In qualitative research, contextualised validity refers to the credibility of the responses provided and ensuring the responses accurately reflect the points being made. By interviewing a random sample of higher-level personnel and asking the right questions in a non-biased way helps ensure that the responses provided are valid. Recording the interviews and having the transcripts checked and approved by the higher-level personnel minimized the threats to the context of the data due to misrepresentation ranging from a ‘lack of descriptive validity of settings and events’ (Ihantola and Kihn, 2011, p.7).

Generalizability and transferability validity in qualitative research are important concepts and are concerned with ensuring the researcher has related the findings of the data collection methods, e.g. structured interviews, with theory and how new evidence ‘enhances our understanding of the research question’ (Ihantola and Kihn, 2011, p.8).

The suggestion that ‘academic study should link more closely with the workplace’ needs evidence to ensure its validity. Through a process of triangulation, defined by Biggam (2008, p.101) as occurring ‘when you use different sources of data to get a range of perspectives … and so achieve a more robust picture’, the reliability of the data and the process of gathering it increases. It serves to collaborate the data from different sources, thus minimizing bias and increasing the perceived quality of the research. The downside is that it is time-consuming and as Thurmond (2001, p.256) points out

can cause ‘disharmony based on investigator biases because of theoretical frameworks, and lack of understanding about why triangulation strategies were used’. A positivist and phenomenological approach will allow triangulation of the same phenomena to be made (Amaratunga et al., 2002). Providing

feedback loops enhances the qualitative-quantitative continuum. Data collected through a quantitative study follows the qualitative-quantitative continuum

approach if the research question has been determined through interviews.
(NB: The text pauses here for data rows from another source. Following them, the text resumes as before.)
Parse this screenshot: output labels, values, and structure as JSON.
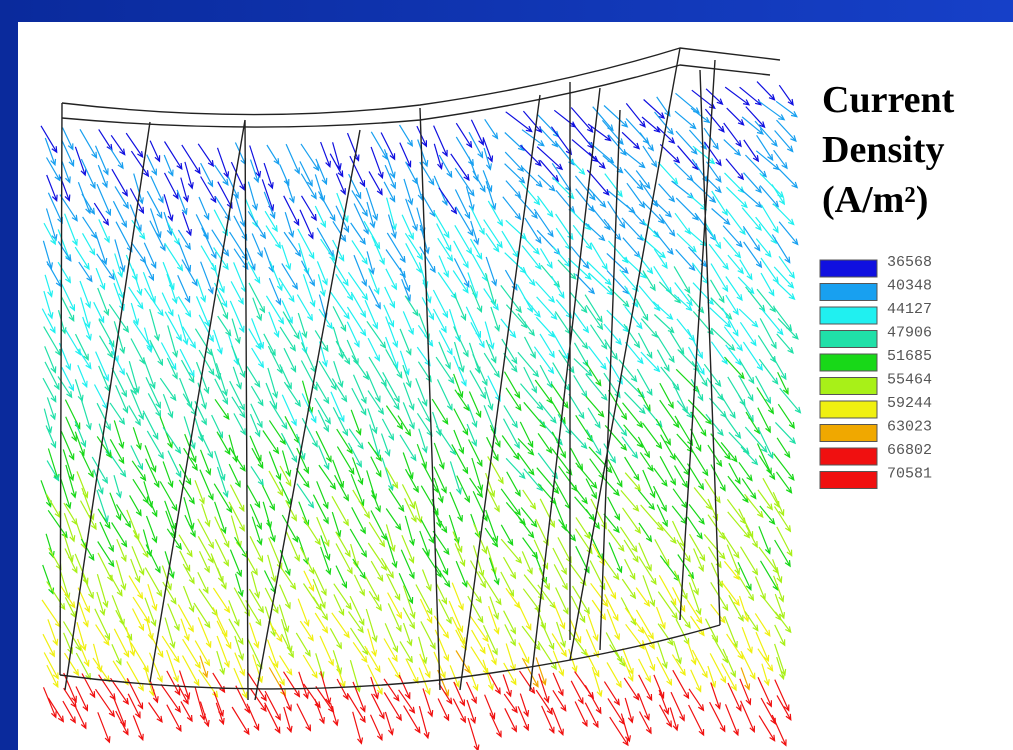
{
  "title": {
    "line1": "Current",
    "line2": "Density",
    "line3": "(A/m²)"
  },
  "legend": {
    "entries": [
      {
        "label": "36568",
        "color": "#1010e0"
      },
      {
        "label": "40348",
        "color": "#18a0f0"
      },
      {
        "label": "44127",
        "color": "#20f0f0"
      },
      {
        "label": "47906",
        "color": "#20e0a8"
      },
      {
        "label": "51685",
        "color": "#18d818"
      },
      {
        "label": "55464",
        "color": "#a8f018"
      },
      {
        "label": "59244",
        "color": "#f0f010"
      },
      {
        "label": "63023",
        "color": "#f0a800"
      },
      {
        "label": "66802",
        "color": "#f01010"
      },
      {
        "label": "70581",
        "color": null
      }
    ]
  }
}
The qualitative foundations can enhance the project (Jha, 2008, p.50).

As part of the data gathering process, a questionnaire to final year built environment students at Anglia Ruskin University on how the students learn and apply knowledge in a workplace setting asks whether ‘professional practice is explained during their course’. The students’ response (82% full time and 72% part time) indicates clearly that professional practice is emphasised during their study, however they do not fully relate theoretical mode 1 knowledge to tacit mode 2 knowledge.

The response from higher-level personnel and final year students suggests that students would benefit from a period of WBL, but is this truly valid? Internal validity may have been satisfied, but what about external validity, where the researcher allows ‘valid generalisation to other times and places’ (Bechhofer and Paterson, 2000, p.18). To help ensure validity for qualitative research design, Jha (2008) has drawn up a list of criteria, based on the work of Guba and Lincoln (1982; 1989), Goetz and LeCompte (1984) and McMilan (1992), which the researcher can use to probe the validity of the methods employed. Within the investigation, the eleven criteria identified by Jha (2008, pp.122-125) as good practice for qualitative data collection have been implemented as follows:

1. Neutrality

The aim is to ensure objectivity in the data. All participants have to consent to be involved in the research and the Faulty Research Ethics Panel (FREP) at Anglia Ruskin University approves all methods of data collection prior to it

taking place. Objectivity is maintained in the research samples chosen as identified earlier in the chapter.